A random variable is so called because it can take more than one state. The probability mass function specifies the probability for it to land on a particular state. Therefore, whenever you think of a random variable you should immediately think of its PMF (or histogram if you prefer). The PMF is a unique characterization of a random variable. Two random variables with the same PMF are effectively the same random variables. (They are not identical because there could be measure-zero sets where the two differ.) Once you have the PMF, you can derive the CDF, expectation, moments, variance, and so on.

When your boss hands a dataset to you, which random variable (which model) should you use? This is a very practical and deep question. We highlight three steps for you to consider:

(i) Model selection: Which random variable is the best fit for our problem? Sometimes we know by physics that, for example, photon arrivals or internet traffic follow a Poisson random variable. However, not all datasets can be easily described by simple models. The models we have learned in this chapter are called the parametric models because they are characterized by one or two parameters. Some datasets require nonparametric models, e.g., natural images, because they are just too complex. Some data scientists refer to deep neural networks as parametric models because the network weights are essentially the parameters. Some do not because when the number of parameters is on the order of millions, sometimes even more than the number of training samples, it seems more reasonable to call these models nonparametric. However, putting this debate aside, shortlisting a few candidate models based on prior knowledge is essential. Even if you use deep neural networks, selecting between convolutional structures versus long short-term memory models is still a legitimate task that requires an understanding of your problem.

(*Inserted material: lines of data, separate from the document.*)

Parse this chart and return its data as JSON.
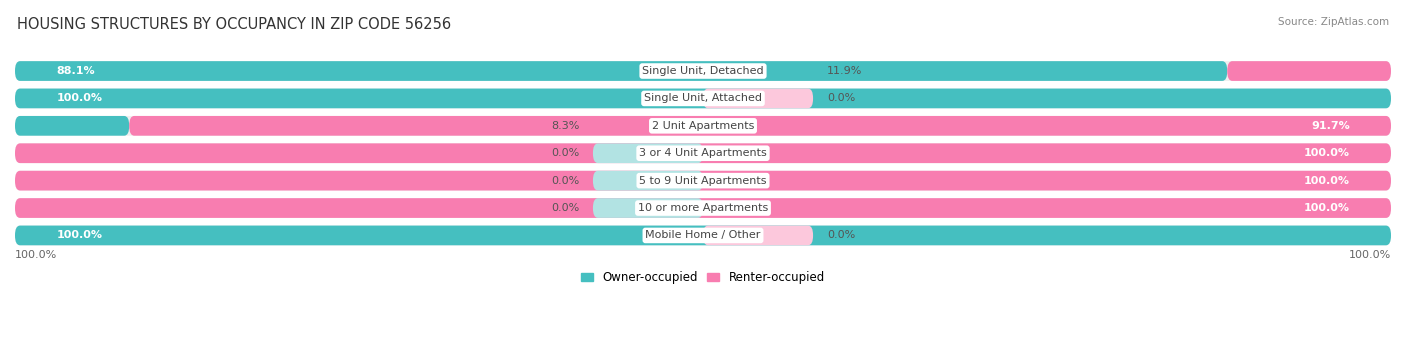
{
  "title": "HOUSING STRUCTURES BY OCCUPANCY IN ZIP CODE 56256",
  "source": "Source: ZipAtlas.com",
  "categories": [
    "Single Unit, Detached",
    "Single Unit, Attached",
    "2 Unit Apartments",
    "3 or 4 Unit Apartments",
    "5 to 9 Unit Apartments",
    "10 or more Apartments",
    "Mobile Home / Other"
  ],
  "owner_pct": [
    88.1,
    100.0,
    8.3,
    0.0,
    0.0,
    0.0,
    100.0
  ],
  "renter_pct": [
    11.9,
    0.0,
    91.7,
    100.0,
    100.0,
    100.0,
    0.0
  ],
  "owner_color": "#45bfc0",
  "renter_color": "#f87db0",
  "owner_color_light": "#b2e3e3",
  "renter_color_light": "#fcc8dc",
  "row_bg": "#efefef",
  "background_color": "#ffffff",
  "label_fontsize": 8.0,
  "title_fontsize": 10.5,
  "source_fontsize": 7.5,
  "legend_fontsize": 8.5
}
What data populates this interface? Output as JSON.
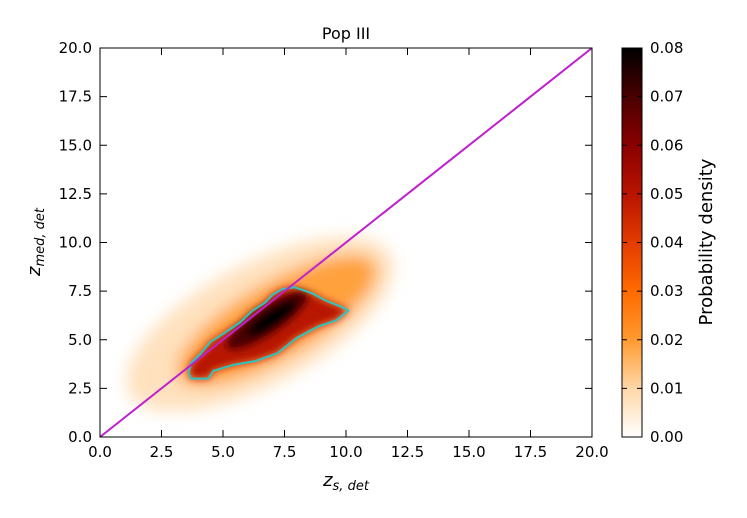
{
  "chart_data": {
    "type": "heatmap",
    "title": "Pop III",
    "xlabel": "z",
    "xlabel_sub": "s, det",
    "ylabel": "z",
    "ylabel_sub": "med, det",
    "xlim": [
      0,
      20
    ],
    "ylim": [
      0,
      20
    ],
    "x_ticks": [
      "0.0",
      "2.5",
      "5.0",
      "7.5",
      "10.0",
      "12.5",
      "15.0",
      "17.5",
      "20.0"
    ],
    "y_ticks": [
      "0.0",
      "2.5",
      "5.0",
      "7.5",
      "10.0",
      "12.5",
      "15.0",
      "17.5",
      "20.0"
    ],
    "grid": false,
    "colormap": "gist_heat_r",
    "colorbar": {
      "label": "Probability density",
      "range": [
        0.0,
        0.08
      ],
      "ticks": [
        "0.00",
        "0.01",
        "0.02",
        "0.03",
        "0.04",
        "0.05",
        "0.06",
        "0.07",
        "0.08"
      ],
      "colors": [
        "#ffffff",
        "#ffd7a8",
        "#ff9a30",
        "#ff6a00",
        "#e33b00",
        "#b81400",
        "#8a0000",
        "#4a0000",
        "#000000"
      ]
    },
    "density_peak": {
      "x": 6.8,
      "y": 6.0
    },
    "density_extent": {
      "x": [
        0.5,
        12.5
      ],
      "y": [
        0.5,
        10.5
      ]
    },
    "diagonal": {
      "x": [
        0,
        20
      ],
      "y": [
        0,
        20
      ],
      "color": "#c01fcf",
      "label": "y = x"
    },
    "contour": {
      "color": "#2ec4c0",
      "points": [
        [
          3.6,
          3.3
        ],
        [
          3.7,
          3.0
        ],
        [
          4.4,
          3.0
        ],
        [
          4.6,
          3.4
        ],
        [
          5.4,
          3.7
        ],
        [
          6.3,
          3.9
        ],
        [
          7.2,
          4.3
        ],
        [
          8.0,
          5.1
        ],
        [
          8.9,
          5.7
        ],
        [
          9.6,
          6.0
        ],
        [
          10.1,
          6.5
        ],
        [
          9.8,
          6.7
        ],
        [
          9.2,
          7.0
        ],
        [
          8.6,
          7.4
        ],
        [
          7.9,
          7.7
        ],
        [
          7.4,
          7.6
        ],
        [
          7.0,
          7.3
        ],
        [
          6.7,
          6.9
        ],
        [
          6.2,
          6.5
        ],
        [
          5.7,
          5.9
        ],
        [
          5.0,
          5.3
        ],
        [
          4.5,
          4.9
        ],
        [
          4.1,
          4.3
        ],
        [
          3.7,
          3.8
        ],
        [
          3.6,
          3.3
        ]
      ]
    }
  }
}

(ii) Parameter estimation: Suppose that you now have a candidate model; the next task is to estimate the model parameter using the available training data. For example, for Poisson we need to determine \(\lambda\), and for binomial we need to determine \((n,p)\). The estimation problem is an inverse problem. Often we need to use the PMF to construct certain optimization problems. By solving the optimization problem we will find the best parameter (for that particular candidate model). Modern machine learning is doing significantly better now than in the old days because optimization methods have advanced greatly.
(iii) Validation. When each candidate model has been optimized to best fit the data, we still need to select the best model. This is done by running various tests. For example, we can construct a validation set and check which model gives us the best performance (such as classification rate or regression error). However, a model with the best validation score is not necessarily the best model. Your goal should be to seek a good model and not the best model because determining the best requires access to the testing data, which we do not have. Everything being equal, the common wisdom is to go with a simpler model because it is generally less susceptible to overfitting.